On the 7th of January 2022, a project known as Frosties entered presale with public mint taking place a day later. The Frosties quickly raised over $1 million from keen investors on the back of promises of raffles, merch, and a Metaverse game for its community. However, after selling out, the website mysteriously shut down and the project founders disappeared without a trace.
It turns out that this was just one of many rug pulls that can be found in the NFT space. The brains behind it, Nguyen and Llacuna, both 20 at the time, were caught after a 2-month investigation. They both now face 20 years in prison. This was a momentous moment for NFTs, as it was the first bust of its type from the Department of Justice, which could see a clamp down on rug pulls moving forward.
Nguyen and Llacuna were just the unfortunate ones to have the example set, not that I have an ounce of sympathy for the pair.
What is a Rug Pull?
A rug pull is in essence, the act of generating hype and securing investment for a project at mint, before jumping ship, and disappearing with the secured currency. All platforms and contact are closed off, meaning the team behind the scam essentially becomes ghosts. This leaves investors without their cryptocurrency, or the utility they were promised as a token holder
In the case of Frosties, the founders were able to secure over $1 million as alluded to above. Rug pulls have unfortunately been a common occurrence for years now, and prior to this case, there have never been any repercussions for those responsible.

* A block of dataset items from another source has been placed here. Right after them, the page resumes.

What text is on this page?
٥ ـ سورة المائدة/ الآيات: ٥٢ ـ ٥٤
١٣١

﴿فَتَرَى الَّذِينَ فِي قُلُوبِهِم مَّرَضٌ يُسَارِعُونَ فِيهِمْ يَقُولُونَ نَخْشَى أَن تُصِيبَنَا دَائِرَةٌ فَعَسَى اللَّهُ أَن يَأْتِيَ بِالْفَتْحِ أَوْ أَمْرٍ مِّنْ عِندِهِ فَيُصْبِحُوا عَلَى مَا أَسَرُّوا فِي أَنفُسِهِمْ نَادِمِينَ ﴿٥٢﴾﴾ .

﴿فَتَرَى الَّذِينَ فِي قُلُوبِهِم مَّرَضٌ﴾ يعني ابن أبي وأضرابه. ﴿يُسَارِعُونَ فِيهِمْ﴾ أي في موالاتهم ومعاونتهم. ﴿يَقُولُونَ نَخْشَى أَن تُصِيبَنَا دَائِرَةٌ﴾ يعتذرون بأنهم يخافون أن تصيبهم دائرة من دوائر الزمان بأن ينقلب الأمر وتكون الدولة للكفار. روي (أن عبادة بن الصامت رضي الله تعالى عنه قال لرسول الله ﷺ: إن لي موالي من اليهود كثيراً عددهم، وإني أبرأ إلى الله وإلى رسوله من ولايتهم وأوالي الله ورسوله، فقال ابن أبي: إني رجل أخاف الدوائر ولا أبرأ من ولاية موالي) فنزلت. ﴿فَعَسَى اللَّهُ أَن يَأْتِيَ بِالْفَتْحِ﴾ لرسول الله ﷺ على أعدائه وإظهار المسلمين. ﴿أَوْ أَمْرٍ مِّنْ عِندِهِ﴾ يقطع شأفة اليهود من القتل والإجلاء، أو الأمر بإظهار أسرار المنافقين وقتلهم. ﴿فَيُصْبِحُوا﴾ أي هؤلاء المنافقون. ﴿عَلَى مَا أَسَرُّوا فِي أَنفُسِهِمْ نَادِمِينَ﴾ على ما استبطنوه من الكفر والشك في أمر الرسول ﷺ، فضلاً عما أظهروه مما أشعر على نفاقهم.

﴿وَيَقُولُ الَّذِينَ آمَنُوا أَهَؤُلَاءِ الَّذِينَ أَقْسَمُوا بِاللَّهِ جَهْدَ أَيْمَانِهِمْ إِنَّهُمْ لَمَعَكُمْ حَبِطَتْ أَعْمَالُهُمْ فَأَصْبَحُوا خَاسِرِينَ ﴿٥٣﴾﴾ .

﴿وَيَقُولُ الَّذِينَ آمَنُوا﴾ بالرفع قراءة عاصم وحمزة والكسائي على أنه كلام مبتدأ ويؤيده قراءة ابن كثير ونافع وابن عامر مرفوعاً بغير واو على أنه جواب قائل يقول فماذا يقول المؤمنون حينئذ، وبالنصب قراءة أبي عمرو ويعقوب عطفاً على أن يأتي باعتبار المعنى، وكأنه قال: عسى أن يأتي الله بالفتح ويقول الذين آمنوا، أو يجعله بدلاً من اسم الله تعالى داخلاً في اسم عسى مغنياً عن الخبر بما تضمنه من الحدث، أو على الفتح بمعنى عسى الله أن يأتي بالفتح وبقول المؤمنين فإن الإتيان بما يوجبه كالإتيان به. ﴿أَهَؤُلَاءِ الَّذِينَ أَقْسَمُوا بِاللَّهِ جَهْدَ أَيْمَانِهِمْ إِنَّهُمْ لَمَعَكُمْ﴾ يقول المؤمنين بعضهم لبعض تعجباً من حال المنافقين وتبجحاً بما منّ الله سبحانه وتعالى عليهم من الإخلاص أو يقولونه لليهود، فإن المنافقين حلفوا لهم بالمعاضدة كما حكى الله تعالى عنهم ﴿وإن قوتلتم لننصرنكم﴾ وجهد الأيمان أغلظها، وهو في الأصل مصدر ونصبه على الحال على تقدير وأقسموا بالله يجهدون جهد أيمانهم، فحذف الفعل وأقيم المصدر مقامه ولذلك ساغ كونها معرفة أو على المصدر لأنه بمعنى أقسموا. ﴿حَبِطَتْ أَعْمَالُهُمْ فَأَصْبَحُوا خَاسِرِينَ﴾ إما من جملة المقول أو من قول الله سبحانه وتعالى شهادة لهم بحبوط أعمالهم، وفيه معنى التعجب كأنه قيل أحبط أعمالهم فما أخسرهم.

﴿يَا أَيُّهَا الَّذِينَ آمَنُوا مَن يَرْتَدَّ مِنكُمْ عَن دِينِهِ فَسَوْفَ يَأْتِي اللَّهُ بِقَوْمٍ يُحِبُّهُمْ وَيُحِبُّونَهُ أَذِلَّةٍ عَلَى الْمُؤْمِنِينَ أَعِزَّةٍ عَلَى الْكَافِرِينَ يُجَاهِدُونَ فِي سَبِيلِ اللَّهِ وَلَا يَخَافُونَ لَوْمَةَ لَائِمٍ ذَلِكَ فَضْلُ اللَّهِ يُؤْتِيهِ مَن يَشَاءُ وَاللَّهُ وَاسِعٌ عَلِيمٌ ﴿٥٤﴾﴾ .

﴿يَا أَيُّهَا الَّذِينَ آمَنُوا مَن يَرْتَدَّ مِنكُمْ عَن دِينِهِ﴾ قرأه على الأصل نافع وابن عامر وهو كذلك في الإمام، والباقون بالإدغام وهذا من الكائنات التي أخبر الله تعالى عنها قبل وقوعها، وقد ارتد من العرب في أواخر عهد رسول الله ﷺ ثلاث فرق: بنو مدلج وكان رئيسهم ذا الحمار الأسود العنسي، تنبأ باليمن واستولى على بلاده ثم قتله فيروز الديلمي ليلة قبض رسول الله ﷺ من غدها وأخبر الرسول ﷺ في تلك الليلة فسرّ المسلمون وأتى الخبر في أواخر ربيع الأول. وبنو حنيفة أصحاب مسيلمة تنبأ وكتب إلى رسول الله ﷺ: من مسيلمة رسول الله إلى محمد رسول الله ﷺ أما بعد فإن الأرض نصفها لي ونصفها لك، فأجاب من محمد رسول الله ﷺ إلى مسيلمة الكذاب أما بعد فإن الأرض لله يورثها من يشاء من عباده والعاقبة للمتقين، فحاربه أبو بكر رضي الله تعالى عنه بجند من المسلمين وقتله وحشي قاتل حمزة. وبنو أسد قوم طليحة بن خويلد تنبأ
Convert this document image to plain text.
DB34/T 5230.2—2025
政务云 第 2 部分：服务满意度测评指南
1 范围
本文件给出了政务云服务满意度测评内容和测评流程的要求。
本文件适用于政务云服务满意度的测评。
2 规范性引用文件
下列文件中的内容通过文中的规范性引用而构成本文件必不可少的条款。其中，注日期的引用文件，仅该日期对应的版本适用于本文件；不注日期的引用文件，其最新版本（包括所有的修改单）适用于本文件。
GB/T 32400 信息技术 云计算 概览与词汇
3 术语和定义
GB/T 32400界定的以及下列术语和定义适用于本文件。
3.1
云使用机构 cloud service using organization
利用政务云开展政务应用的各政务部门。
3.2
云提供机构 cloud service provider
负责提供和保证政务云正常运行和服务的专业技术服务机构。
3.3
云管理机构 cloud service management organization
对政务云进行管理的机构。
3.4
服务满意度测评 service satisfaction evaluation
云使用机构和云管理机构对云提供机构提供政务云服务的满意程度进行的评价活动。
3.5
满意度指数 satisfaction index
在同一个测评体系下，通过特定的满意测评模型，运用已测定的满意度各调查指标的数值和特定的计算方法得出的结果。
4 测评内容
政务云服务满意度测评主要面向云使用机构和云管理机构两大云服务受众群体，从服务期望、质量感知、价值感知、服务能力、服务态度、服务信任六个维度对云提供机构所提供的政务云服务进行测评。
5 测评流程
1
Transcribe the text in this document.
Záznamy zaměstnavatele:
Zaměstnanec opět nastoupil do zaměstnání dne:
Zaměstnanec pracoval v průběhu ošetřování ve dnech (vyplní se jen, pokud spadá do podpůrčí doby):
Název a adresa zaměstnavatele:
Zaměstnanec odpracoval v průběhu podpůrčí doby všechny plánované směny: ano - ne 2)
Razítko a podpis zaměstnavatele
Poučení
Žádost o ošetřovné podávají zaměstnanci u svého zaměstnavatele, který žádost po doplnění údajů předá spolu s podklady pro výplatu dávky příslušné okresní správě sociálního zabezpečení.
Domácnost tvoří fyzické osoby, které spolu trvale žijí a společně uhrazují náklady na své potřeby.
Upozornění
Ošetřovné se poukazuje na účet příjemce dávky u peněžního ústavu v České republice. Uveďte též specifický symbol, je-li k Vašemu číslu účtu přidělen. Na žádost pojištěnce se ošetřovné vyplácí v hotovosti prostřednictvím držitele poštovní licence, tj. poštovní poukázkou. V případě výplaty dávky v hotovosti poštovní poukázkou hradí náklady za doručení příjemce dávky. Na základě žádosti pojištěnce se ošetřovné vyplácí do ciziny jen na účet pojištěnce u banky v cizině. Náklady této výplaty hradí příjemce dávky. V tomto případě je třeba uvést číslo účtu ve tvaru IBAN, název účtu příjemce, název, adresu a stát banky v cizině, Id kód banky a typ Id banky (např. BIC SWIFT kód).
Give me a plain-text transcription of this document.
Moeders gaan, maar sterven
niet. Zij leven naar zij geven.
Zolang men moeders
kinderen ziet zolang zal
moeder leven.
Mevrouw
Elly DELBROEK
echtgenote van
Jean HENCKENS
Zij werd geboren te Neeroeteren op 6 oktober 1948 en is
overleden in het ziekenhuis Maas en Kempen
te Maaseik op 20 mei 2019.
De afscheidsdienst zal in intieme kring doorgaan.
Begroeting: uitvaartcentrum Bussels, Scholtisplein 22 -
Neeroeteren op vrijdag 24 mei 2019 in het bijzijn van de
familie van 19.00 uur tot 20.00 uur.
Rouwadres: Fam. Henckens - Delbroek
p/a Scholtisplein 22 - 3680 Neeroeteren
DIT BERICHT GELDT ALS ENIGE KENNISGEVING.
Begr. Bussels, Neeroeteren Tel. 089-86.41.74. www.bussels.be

As interest and numbers in the NFT space continue to grow, it was only a matter of time until the law had no choice but to step in. In a number of years, there may not be an NFT ‘space’, but rather, it will just be the norm. Introducing punishment for scammers can only be positive. After all, in 2021, more than $2.8 billion was lost via rug pulls according to Chainanalysis.
Being such new technology in the financial, tech, and investment sectors, there seem to be uncertainties as to how the laws should be applied. This likely explains how so many previous rug pulls have gone unpunished since 2017. NFTs are starting to gain recognition as a new type of digital and financial investment and therefore, the same rules apply. “You can’t solicit funds for a business opportunity, abandon that business and abscond with money investors provided you,” said special agent Thomas Fattorusso in the press release for the Frosties case.
For those of us familiar with the NFT scene, we know that there are two types of rug pull. Hard and Soft.
A ‘hard rug pull’ occurs when a developer codes malicious backdoors into a token. Malicious backdoors are hidden exploits inserted by the developers of the project into its smart contract. Fraudulent intent is evident from the outset.
A ‘soft rug pull’ is when token developers dump their crypto assets quickly. By doing so, remaining crypto investors are left with a token that is severely devalued, thus the team capitalizes on the profit generated from the wave of the initial investment. The code is not compromised with intent to defraud which differentiates it from a hard rug pull.
Soft rug pulls then, whilst highly unethical, are not seen as illegal. On the other hand, hard rug pulls are illegal due to the predetermined decision to defraud with a backdoor.
Whilst it is likely that most traders and investors will fall victim to a scam at some point. There are a number of signs to look out for, in order to keep yourself as safe as possible.
The first thing that people must do before minting or investing in any NFT project is to look at the team. Is the team doxxed? Meaning are their true identities revealed? Do they have a history with long-term projects? How legit do they seem? Do they have the ability to execute? These are all questions to ask yourself when vetting a team.
The more information we have on a team behind a project, the better. Whilst not every team of a successful collection is fully doxxed, we can get past this by looking at their followers and their history. For doxxed members, check their social profiles and see if they have any personal websites or a presence on LinkedIn.
Whilst the most committed of fraudsters will go above and beyond to appear legit, you can usually spot a red flag with a little background check. Always do your own due diligence and exercise caution.
A large following or member count doesn’t always equate to a good community. I’d rather have a truly engaged community of 10,000, rather than 100,000 who have a passing interest. Always remember that numbers can be bought, which is a common practice on platforms like Instagram and Twitter where we see a project have 10k followers despite only having posted 3 times. In addition, be sure to check the engagement for each project on Twitter. Is there an alarming discrepancy between follower count and likes, retweets, etc? If so, it’s a huge red flag.
Roadmaps come in all shapes and sizes, so it’s not always black and white with regards to spotting a potential rug pull. NFT projects, especially larger ones with ambitious roadmaps can take a long time to develop alongside substantial manpower. Therefore, if we see a small team promising the world, it may be possible that they are either faking it or overselling. Be wary of projects that look to be overpromising, as often, they underdeliver. Just be sure that the roadmap looks realistic based on the people behind it. If it looks too good to be true, it usually is.